Albuquerque's Environmental Story

Educating For a Sustainable Community

Preface


Hy and Joan Rosner
 Photo of the Rosners

Albuquerque embodies tremendous contrasts. A thriving urban core in essentially rural New Mexico, it is blessed by mountains and mesas, a river and its bosque, and what many consider an ideal climate. It offers a mix of scenic, seemingly endless open spaces surrounding and pervading clustered buildings, tall and small. It is home to major educational institutions, a military base, research laboratories, hospitals, museums, and an energetic, growth-oriented business sector. All of these provide employment for its human blend of Hispanics and Native Americans (the earliest settlers), and an enriching, continuing influx of newcomers who reflect our nation's cultural diversity.

This book is designed to give young people the knowledge base to help them recognize, understand, and care about the region's many interdependencies and vulnerabilities. We hope it leads them to develop the character-building mix of respect, integrity, and sense of community that make for informed, responsible citizenship and adulthood. May those young people find here that this focus on their own community offers a deep understanding of the interrelationships that are part of their own experience. They may then learn to avoid simplistic, "black and white" responses to issues—regional, national, and global—beyond their sphere of personal experience. That understanding will help them realize, as future voters and decision makers, that we live in and share a world of complex issues and forces that must be appreciated and balanced if we are to truly sustain our community.

Albuquerque's rapid growth has made it increasingly important to develop an environmentally and socially literate population that sees beyond self-interest or economic, cultural, and ethnic bias. As we learn to work together, we can protect our dwindling open space and mindless land use patterns, as well as indiscriminate development and automobile-clogged roads, which pollute and further threaten our health and life-sustaining ecosystems.
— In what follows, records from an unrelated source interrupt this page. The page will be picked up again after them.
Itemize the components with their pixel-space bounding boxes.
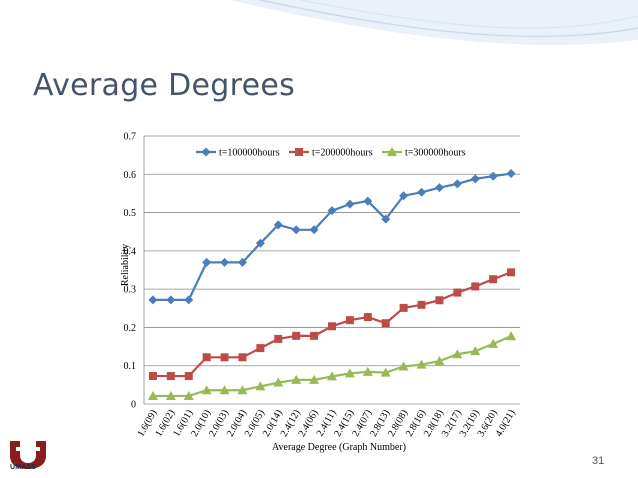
data-point <box>201 385 212 395</box>
data-point <box>309 225 319 235</box>
data-point <box>453 288 462 297</box>
legend-entry: t=100000hours <box>196 147 280 159</box>
y-axis-title: Reliability <box>120 244 131 286</box>
data-point <box>291 374 302 384</box>
data-point <box>416 359 427 369</box>
data-point <box>148 295 158 305</box>
data-point <box>255 381 266 391</box>
data-point <box>292 331 301 340</box>
data-point <box>202 353 211 362</box>
x-tick-labels: 1.6(09)1.6(02)1.6(01)2.0(10)2.0(03)2.0(0… <box>135 408 517 439</box>
data-point <box>310 331 319 340</box>
data-point <box>165 390 176 400</box>
data-point <box>507 268 516 277</box>
y-tick-label: 0.7 <box>124 132 137 143</box>
y-tick-label: 0.1 <box>124 361 137 372</box>
legend-entry: t=200000hours <box>289 148 373 159</box>
data-point <box>273 377 284 387</box>
data-point <box>506 331 517 341</box>
data-point <box>452 179 462 189</box>
series-lines <box>147 169 517 400</box>
data-point <box>345 316 354 325</box>
data-point <box>399 191 409 201</box>
x-axis-title: Average Degree (Graph Number) <box>272 442 406 453</box>
y-tick-label: 0.4 <box>124 246 137 257</box>
y-tick-label: 0.2 <box>124 323 137 334</box>
legend-entry: t=300000hours <box>382 147 466 159</box>
data-point <box>417 187 427 197</box>
logo-text: UMASS <box>10 464 37 471</box>
data-point <box>147 390 158 400</box>
y-tick-label: 0.3 <box>124 285 137 296</box>
data-point <box>398 361 409 371</box>
data-point <box>274 334 283 343</box>
data-point <box>488 338 499 348</box>
y-tick-label: 0.5 <box>124 208 137 219</box>
data-point <box>327 206 337 216</box>
data-point <box>506 169 516 179</box>
legend-marker <box>295 148 303 156</box>
data-point <box>488 171 498 181</box>
legend-marker <box>387 147 397 156</box>
data-point <box>237 385 248 395</box>
data-point <box>256 344 265 353</box>
data-point <box>184 295 194 305</box>
data-point <box>489 275 498 284</box>
slide-title: Average Degrees <box>33 68 296 103</box>
y-tick-labels: 0 0.1 0.2 0.3 0.4 0.5 0.6 0.7 <box>124 132 137 411</box>
data-point <box>470 174 480 184</box>
series-line <box>152 172 512 301</box>
data-point <box>327 371 337 381</box>
legend-label: t=100000hours <box>219 148 280 159</box>
data-point <box>148 372 157 381</box>
data-point <box>381 214 391 224</box>
series-1 <box>148 169 516 305</box>
data-point <box>362 366 373 376</box>
data-point <box>184 372 193 381</box>
data-point <box>238 353 247 362</box>
data-point <box>434 356 445 366</box>
page-number: 31 <box>592 455 605 467</box>
legend-marker <box>201 147 211 157</box>
data-point <box>380 367 391 377</box>
legend: t=100000hours t=200000hours t=300000hours <box>196 147 466 159</box>
data-point <box>363 313 372 322</box>
data-point <box>255 238 265 248</box>
data-point <box>471 282 480 291</box>
data-point <box>237 257 247 267</box>
data-point <box>470 346 481 356</box>
umass-logo <box>10 441 46 469</box>
data-point <box>220 353 229 362</box>
y-tick-label: 0 <box>131 400 136 411</box>
y-tick-label: 0.6 <box>124 170 137 181</box>
data-point <box>166 295 176 305</box>
series-3 <box>147 331 517 400</box>
data-point <box>291 225 301 235</box>
data-point <box>345 199 355 209</box>
data-point <box>434 183 444 193</box>
data-point <box>183 390 194 400</box>
data-point <box>220 257 230 267</box>
data-point <box>273 220 283 230</box>
legend-label: t=200000hours <box>312 148 373 159</box>
data-point <box>363 196 373 206</box>
header-decoration <box>230 0 638 46</box>
data-point <box>344 368 355 378</box>
data-point <box>452 349 463 359</box>
data-point <box>309 374 320 384</box>
data-point <box>381 319 390 328</box>
data-point <box>399 303 408 312</box>
legend-label: t=300000hours <box>405 148 466 159</box>
data-point <box>417 300 426 309</box>
series-2 <box>148 268 516 381</box>
data-point <box>202 257 212 267</box>
data-point <box>328 322 336 331</box>
data-point <box>435 296 444 305</box>
data-point <box>219 385 230 395</box>
data-point <box>166 372 175 381</box>
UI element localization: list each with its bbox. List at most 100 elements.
Recognizing that too many people function apart from and unaware of the fragility of these ecosystems, we can and should educate young and old, newcomers and old-timers, business people and public officials—all kinds of people—and persuade them to plan and act together intelligently and decisively to preserve and perpetuate this region's diversity and livability for many generations.

Fundamentally, they - all of us - must learn that each of us, individually and collectively, are part of that interdependent, interrelated ecosystem that makes up our world. Government is what WE make it. It is not a much criticized "THEY", but "WE" who by knowledgeably and responsibly involving ourselves and working together can achieve a sustainable community and future.